Ramji joins Vanguard after almost ten years at BlackRock. He started as global head of corporate strategy and took over iShares, the firm’s exchange-traded funds management arm, in 2019. He had previously been a senior partner with consultancy McKinsey & Company in charge of the firm’s asset and wealth management division.

“Salim is an exceptional leader who is aligned with Vanguard’s mission-driven culture, making him the ideal candidate,” Mark Loughridge, lead independent director of the board, said in a statement. “We have significant opportunities for growth ahead, including how technology and the client experience can drive solutions and extend the benefits of wealth management to more investors.”

When Ramji takes over as CEO, Loughridge succeed Buckley as board chair, taking the role of nonexecutive chair, according to the announcement. Greg Davis, president and CIO, will also join Vanguard’s board and have expanded oversight of regulatory and government affairs.

Buckley announced his intention to retire after holding the CEO post for six years, not noting any further career destination. He joined the firm as founder Bogle’s research assistant in 2001.

“I have worked with Salim on the Executive Committee of the Investment Company Institute,” Buckley said in a statement. “He cares about advancing the interests of individual investors, has a strong fiduciary ethos, and thinks strategically about solutions. Salim understands our organization’s deep sense of purpose and commitment to put clients first, which is a hallmark of Vanguard’s leadership team and culture.”

Vanguard and BlackRock are the country’s two most dominant players in workplace retirement plan portfolios across the country, both managing roughly $1.16 trillion in defined contribution investment only assets in the U.S., according to the most recent PLANADVISER DCIO Survey a sister publication of PLANSPONSOR. BlackRock holds a slight edge on Vanguard in that survey, with the closest competitor State Street Global Advisors accounting for a faraway $580 billion.

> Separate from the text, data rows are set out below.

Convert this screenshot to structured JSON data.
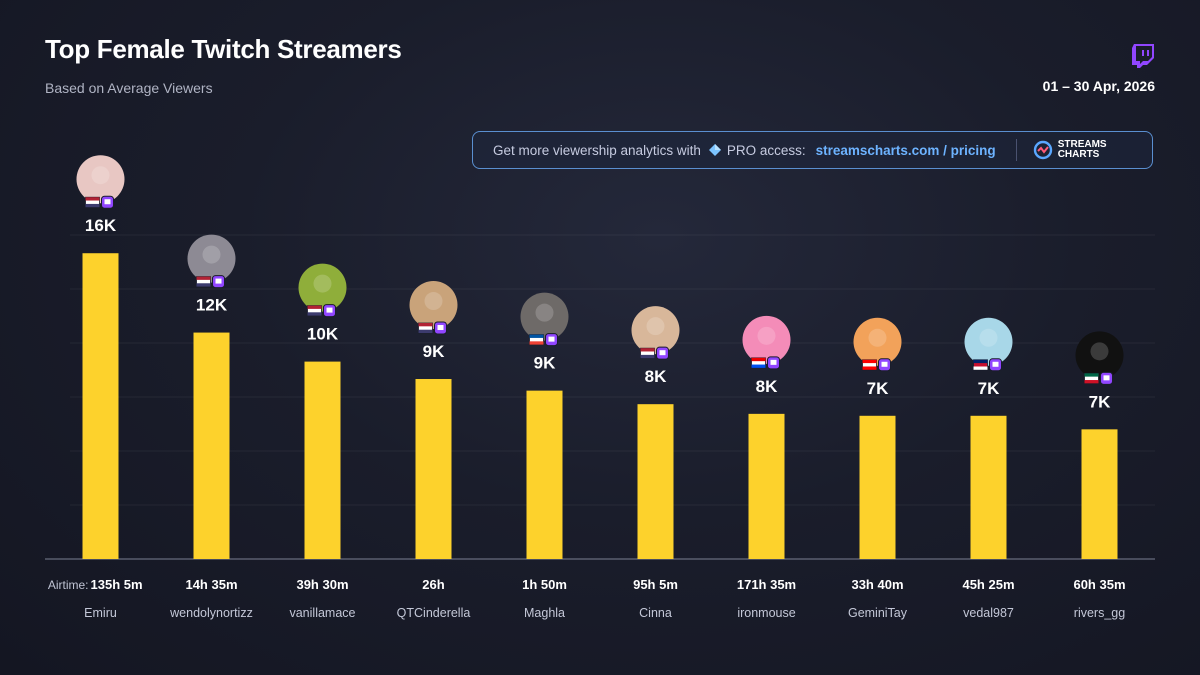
{
  "header": {
    "title": "Top Female Twitch Streamers",
    "subtitle": "Based on Average Viewers",
    "date_range": "01 – 30 Apr, 2026",
    "logo_icon": "twitch-icon"
  },
  "promo": {
    "text_before": "Get more viewership analytics with",
    "pro_label": "PRO access:",
    "link_text": "streamscharts.com / pricing",
    "brand_line1": "STREAMS",
    "brand_line2": "CHARTS"
  },
  "colors": {
    "bar": "#fdd22c",
    "accent": "#6db3ff",
    "twitch": "#9146ff"
  },
  "chart_data": {
    "type": "bar",
    "title": "Top Female Twitch Streamers",
    "subtitle": "Based on Average Viewers",
    "airtime_prefix": "Airtime:",
    "ylim": [
      0,
      17000
    ],
    "grid": true,
    "categories": [
      "Emiru",
      "wendolynortizz",
      "vanillamace",
      "QTCinderella",
      "Maghla",
      "Cinna",
      "ironmouse",
      "GeminiTay",
      "vedal987",
      "rivers_gg"
    ],
    "values": [
      15800,
      11700,
      10200,
      9300,
      8700,
      8000,
      7500,
      7400,
      7400,
      6700
    ],
    "value_labels": [
      "16K",
      "12K",
      "10K",
      "9K",
      "9K",
      "8K",
      "8K",
      "7K",
      "7K",
      "7K"
    ],
    "airtime": [
      "135h 5m",
      "14h 35m",
      "39h 30m",
      "26h",
      "1h 50m",
      "95h 5m",
      "171h 35m",
      "33h 40m",
      "45h 25m",
      "60h 35m"
    ],
    "flags": [
      "us-flag-icon",
      "us-flag-icon",
      "us-flag-icon",
      "us-flag-icon",
      "fr-flag-icon",
      "us-flag-icon",
      "pr-flag-icon",
      "ca-flag-icon",
      "gb-flag-icon",
      "mx-flag-icon"
    ]
  }
}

Vanguard is currently the country’s leading provider of target-date funds and a major player in passive investment strategies in defined contribution plans, according to data from ISS Market Intelligence’s Simfund, which, like PLANSPONSOR, is owned by ISS STOXX. BlackRock is currently the eighth largest provider of TDFs.

Vanguard noted in the announcement Ramji, as head of iShares & Index Investing, was responsible for managing “a majority of the firm’s client assets and evolving the iShares platform to provide an even broader set of innovative low-cost products for investors globally. His contributions led to expanded investment access for tens of millions of investors, a more central role for ETFs in retirement and wealth portfolios and a more efficient bond market with ETFs as an enabling technology.”

“Vanguard has invested heavily in its advice business and ETF lineup over the past several years,” Daniel Sotiroff, a senior manager research analyst for Morningstar Inc., wrote in a post about the hire. “Ramji accumulated a lot of experience in both areas at BlackRock, but it remains to be seen what his appointment means for Vanguard’s culture and direction.”

In April, BlackRock announced that its guaranteed income product LifePath Paycheck, which can be used as a qualified investment default alternative in defined contribution plans, is now available.

The asset manager is the leading provider of ETFs in the country, with Vanguard in second, according to Simfund.

BlackRock has been focusing of late on the workplace retirement plan space, with CEO Larry Fink focusing on expanding retirement savings access and bolstering retirement income offerings—including BlackRock’s new in-plan annuity LifePath Paycheck—in his annual letter released in March.

Vanguard’s move to hire Ramji breaks the tradition for Vanguard of hiring CEOs internally throughout its history. Under Buckley, the firm also made a rare move to acquire another firm, bringing on Just Invest in 2021, a direct index investing platform for financial advisers, PLANADVISER reported.